Barrabás sonrió de oreja a oreja.

—Tú mismo lo estás diciendo: hay muchos que ya no soportan a Herodes.

—Lo sé, es cierto. Pero no creo que te sigan. Son sabios, no locos.

—A un loco fue a buscar tu hija para salvarte, Joaquín, no tus amigos sabios.

—Si una revolución no concita la adhesión de todo el país —se irritó Joaquín—, aboca a una masacre. La mano de Herodes es larga y rápida. El Sanedrín está rendido a él y tiene a los rabinos. Su puño es más pequeño que el de Herodes, pero no menos eficaz.

—Siempre la misma excusa —refunfuñó Barrabás—. Una excusa de cobarde.

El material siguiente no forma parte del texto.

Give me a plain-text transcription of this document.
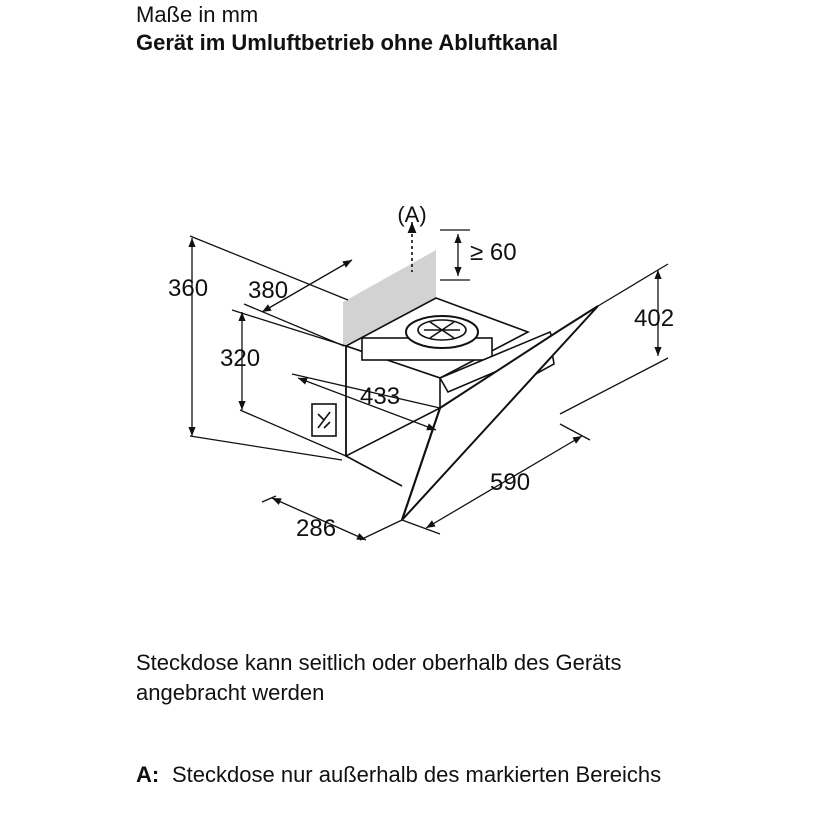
Maße in mm
Gerät im Umluftbetrieb ohne Abluftkanal
(A)
≥ 60
360 380
320
433
402
590
286
Steckdose kann seitlich oder oberhalb des Geräts angebracht werden
A: Steckdose nur außerhalb des markierten Bereichs
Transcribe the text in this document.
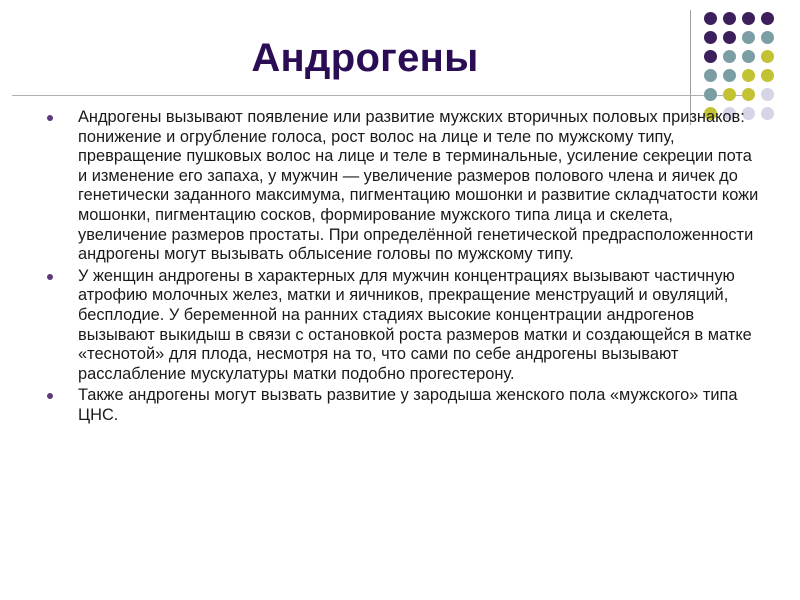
Андрогены
Андрогены вызывают появление или развитие мужских вторичных половых признаков: понижение и огрубление голоса, рост волос на лице и теле по мужскому типу, превращение пушковых волос на лице и теле в терминальные, усиление секреции пота и изменение его запаха, у мужчин — увеличение размеров полового члена и яичек до генетически заданного максимума, пигментацию мошонки и развитие складчатости кожи мошонки, пигментацию сосков, формирование мужского типа лица и скелета, увеличение размеров простаты. При определённой генетической предрасположенности андрогены могут вызывать облысение головы по мужскому типу.
У женщин андрогены в характерных для мужчин концентрациях вызывают частичную атрофию молочных желез, матки и яичников, прекращение менструаций и овуляций, бесплодие. У беременной на ранних стадиях высокие концентрации андрогенов вызывают выкидыш в связи с остановкой роста размеров матки и создающейся в матке «теснотой» для плода, несмотря на то, что сами по себе андрогены вызывают расслабление мускулатуры матки подобно прогестерону.
Также андрогены могут вызвать развитие у зародыша женского пола «мужского» типа ЦНС.
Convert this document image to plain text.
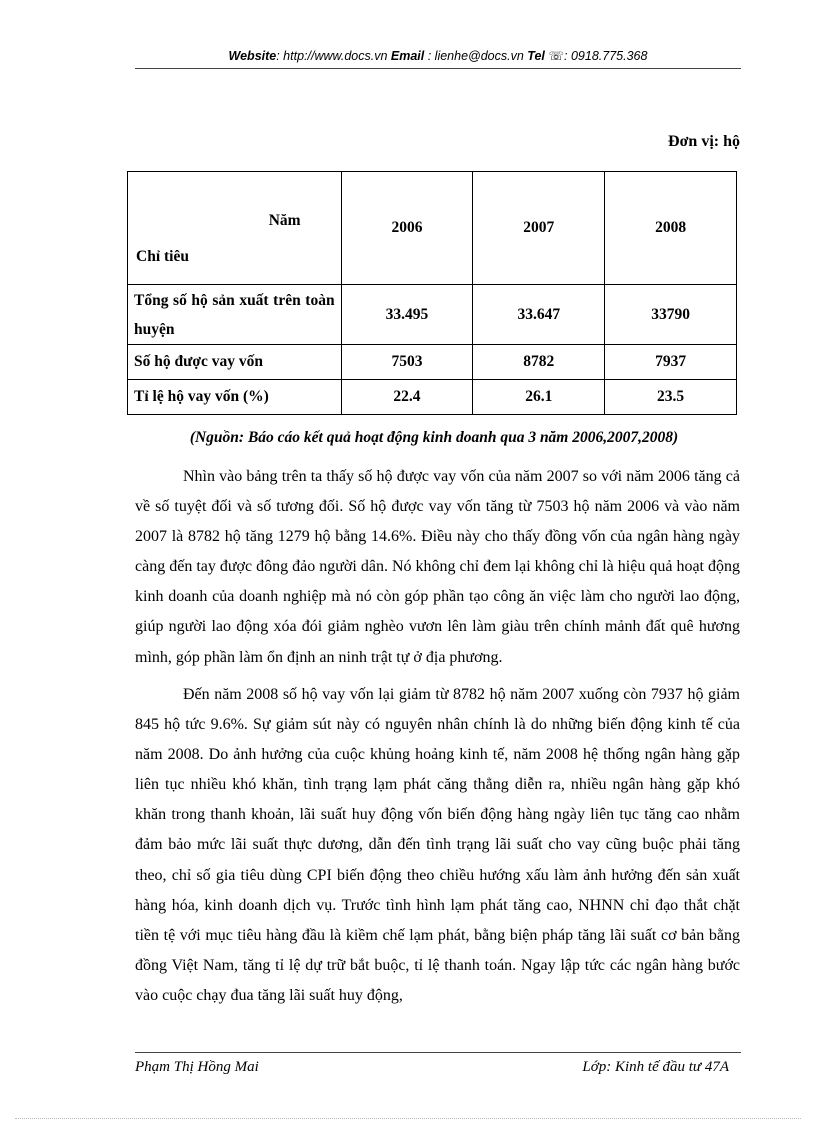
Website: http://www.docs.vn Email : lienhe@docs.vn Tel ☏: 0918.775.368
Đơn vị: hộ
Năm
Chỉ tiêu	2006	2007	2008
Tổng số hộ sản xuất trên toàn huyện	33.495	33.647	33790
Số hộ được vay vốn	7503	8782	7937
Tỉ lệ hộ vay vốn (%)	22.4	26.1	23.5
(Nguồn: Báo cáo kết quả hoạt động kinh doanh qua 3 năm 2006,2007,2008)

Nhìn vào bảng trên ta thấy số hộ được vay vốn của năm 2007 so với năm 2006 tăng cả về số tuyệt đối và số tương đối. Số hộ được vay vốn tăng từ 7503 hộ năm 2006 và vào năm 2007 là 8782 hộ tăng 1279 hộ bằng 14.6%. Điều này cho thấy đồng vốn của ngân hàng ngày càng đến tay được đông đảo người dân. Nó không chỉ đem lại không chỉ là hiệu quả hoạt động kinh doanh của doanh nghiệp mà nó còn góp phần tạo công ăn việc làm cho người lao động, giúp người lao động xóa đói giảm nghèo vươn lên làm giàu trên chính mảnh đất quê hương mình, góp phần làm ổn định an ninh trật tự ở địa phương.

Đến năm 2008 số hộ vay vốn lại giảm từ 8782 hộ năm 2007 xuống còn 7937 hộ giảm 845 hộ tức 9.6%. Sự giảm sút này có nguyên nhân chính là do những biến động kinh tế của năm 2008. Do ảnh hưởng của cuộc khủng hoảng kinh tế, năm 2008 hệ thống ngân hàng gặp liên tục nhiều khó khăn, tình trạng lạm phát căng thẳng diễn ra, nhiều ngân hàng gặp khó khăn trong thanh khoản, lãi suất huy động vốn biến động hàng ngày liên tục tăng cao nhằm đảm bảo mức lãi suất thực dương, dẫn đến tình trạng lãi suất cho vay cũng buộc phải tăng theo, chỉ số gia tiêu dùng CPI biến động theo chiều hướng xấu làm ảnh hưởng đến sản xuất hàng hóa, kinh doanh dịch vụ. Trước tình hình lạm phát tăng cao, NHNN chỉ đạo thắt chặt tiền tệ với mục tiêu hàng đầu là kiềm chế lạm phát, bằng biện pháp tăng lãi suất cơ bản bằng đồng Việt Nam, tăng tỉ lệ dự trữ bắt buộc, tỉ lệ thanh toán. Ngay lập tức các ngân hàng bước vào cuộc chạy đua tăng lãi suất huy động,

Phạm Thị Hồng Mai	Lớp: Kinh tế đầu tư 47A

—¡No pronuncies palabras parecidas! Hace falta tanto valor para sufrir la injusticia como para luchar en vano. E incluso si llegaras a sublevar Galilea, no te conduciría a nada. Habría que sublevar Jerusalén, Judea, todo Israel.

—Bien, ¡vamos, no perdamos tiempo!

—Barrabás no está del todo equivocado, padre —intervino Miriam con calma—. ¿Para qué esperar el próximo golpe de los mercenarios, la próxima visita de los recaudadores? ¿Por qué dejarse humillar siempre? ¿Qué beneficio se saca?

—¡Ah! ¿Así que piensas como él?

—Tiene razón: la gente está cansada de someterse. Y orgullosas de que no dejaras que los recaudadores robaran el candelabro de la vieja Hulda. Tu valor es un ejemplo.

—Un ejemplo inútil como un arrebato —deberías decir.

—No te hagas más débil de lo que eres, Joaquín —gruñó Barrabás—. Invita a tus sabios a casa de tu amigo Yossef. Abdías puede llevarles el mensaje. Y déjame hablarles. ¿Qué arriesgas?

Joaquín buscó la mirada de Miriam, que asintió.

—¿Para qué no haber muerto en la cruz si no sirve de nada, padre? ¡Simplemente para esconderse en Galilea, toda nuestra vida, para nada! Nosotros somos quienes decidimos si somos impotentes ante el rey. Creer que sus mercenarios son siempre más fuertes que nosotros es darles la razón para que nos desprecien.